Editor's note: After blind peer review, this paper was selected for reading at the University of Dayton's 10th annual Philosophy Colloquium, held Feb. 27-28, 1981.

In his works on the history of logic, I.M. Bochenski passes rather harsh judgment on Plato's practical competence in logic. His earlier Ancient Formal Logic claims that the dialogues are so full of "elementary blunders" that "the reading of them is almost intolerable to a logician." Some of the harshest censure has been removed from the later History of Formal Logic, but Bochenski still regards Plato as struggling inordinately hard to " solve logical problems which we find quite elementary." Despite this, he regards Plato as having been the first thinker in history to formulate a clear idea of logic. Now, I think Bochenski is wrong on both counts. More precisely, I think his diagnoses of "logical blunders" in Plato will not stand up to close analysis: not because Plato is a better "logician" than Bochenski thinks — although a little can be said for that — but because the whole notion of a peculiarly "logical" blunder is simply not usable to any great extent in criticizing an author who lacked a clear-cut notion of logical truth. This, of course, suggests my second point: I do not think that Plato actually formulated a clear conception of logic, at least in any terms recognizable by Bochenski himself or most any other contemporary logician.
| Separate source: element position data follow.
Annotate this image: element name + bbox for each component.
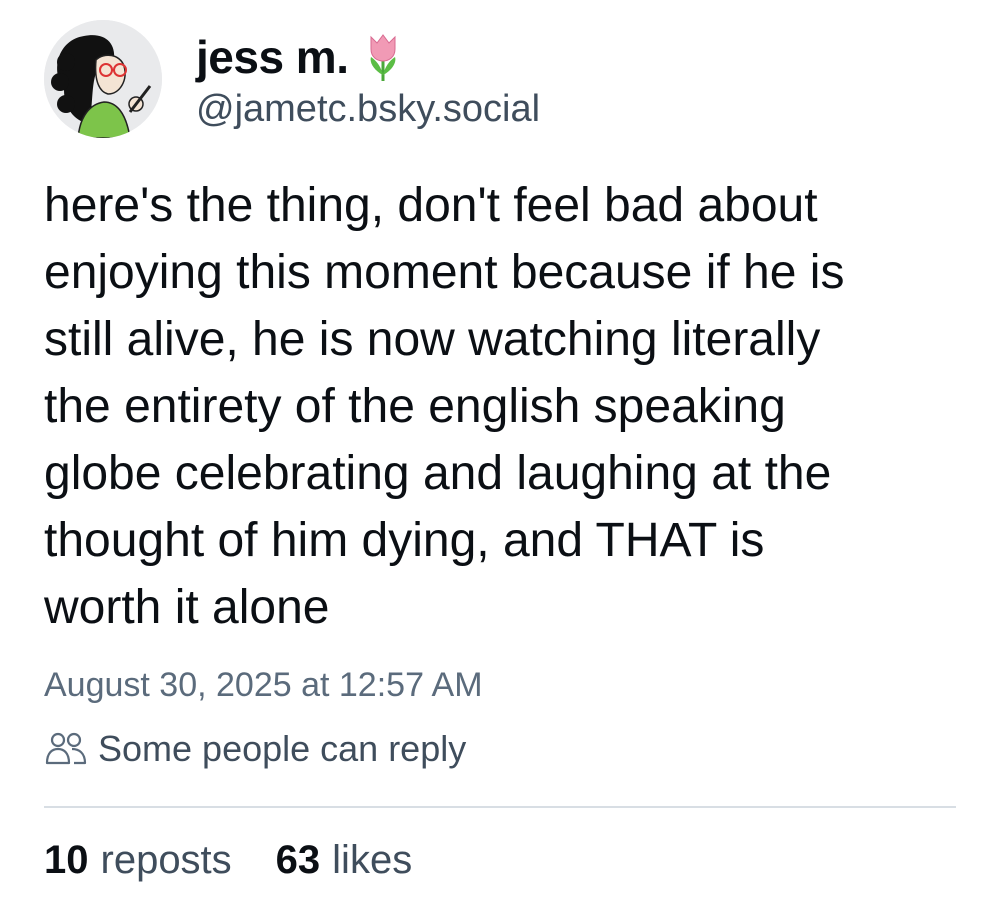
author-handle[interactable]: @jametc.bsky.social [196, 88, 540, 131]
divider [44, 806, 956, 808]
post-stats: 10 reposts 63 likes [44, 838, 456, 883]
post-header: jess m. @jametc.bsky.social [44, 20, 540, 138]
post-timestamp[interactable]: August 30, 2025 at 12:57 AM [44, 666, 483, 705]
post-text: here's the thing, don't feel bad about e… [44, 179, 845, 634]
reposts-stat[interactable]: 10 reposts [44, 838, 232, 883]
display-name[interactable]: jess m. [196, 30, 349, 84]
display-name-row: jess m. [196, 28, 540, 86]
reply-setting[interactable]: Some people can reply [44, 728, 466, 770]
reposts-count: 10 [44, 838, 89, 882]
likes-label: likes [332, 838, 413, 882]
author-names: jess m. @jametc.bsky.social [196, 28, 540, 131]
reposts-label: reposts [100, 838, 232, 882]
post-card: jess m. @jametc.bsky.social here's the t… [0, 0, 1000, 897]
likes-stat[interactable]: 63 likes [276, 838, 413, 883]
likes-count: 63 [275, 838, 321, 882]
tulip-icon [370, 33, 395, 81]
people-icon [45, 732, 87, 765]
reply-setting-label: Some people can reply [98, 728, 467, 769]
avatar[interactable] [44, 20, 162, 138]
Thus, I do not believe that Plato had the conceptual means available to distinguish logical truths from physical or (if the expression is not too troublesome) metaphysical truths of great generality. In defending my second claim, I shall appeal to a particular interpretation of Aristotle's doctrine concerning the "peculiarity" (oikeiotes) of scientific principles. If, as is plausible, we suppose that one of Aristotle's purposes in presenting this doctrine is to combat a certain Platonic picture of science or philosophy, we may gain some insight into the views of both men.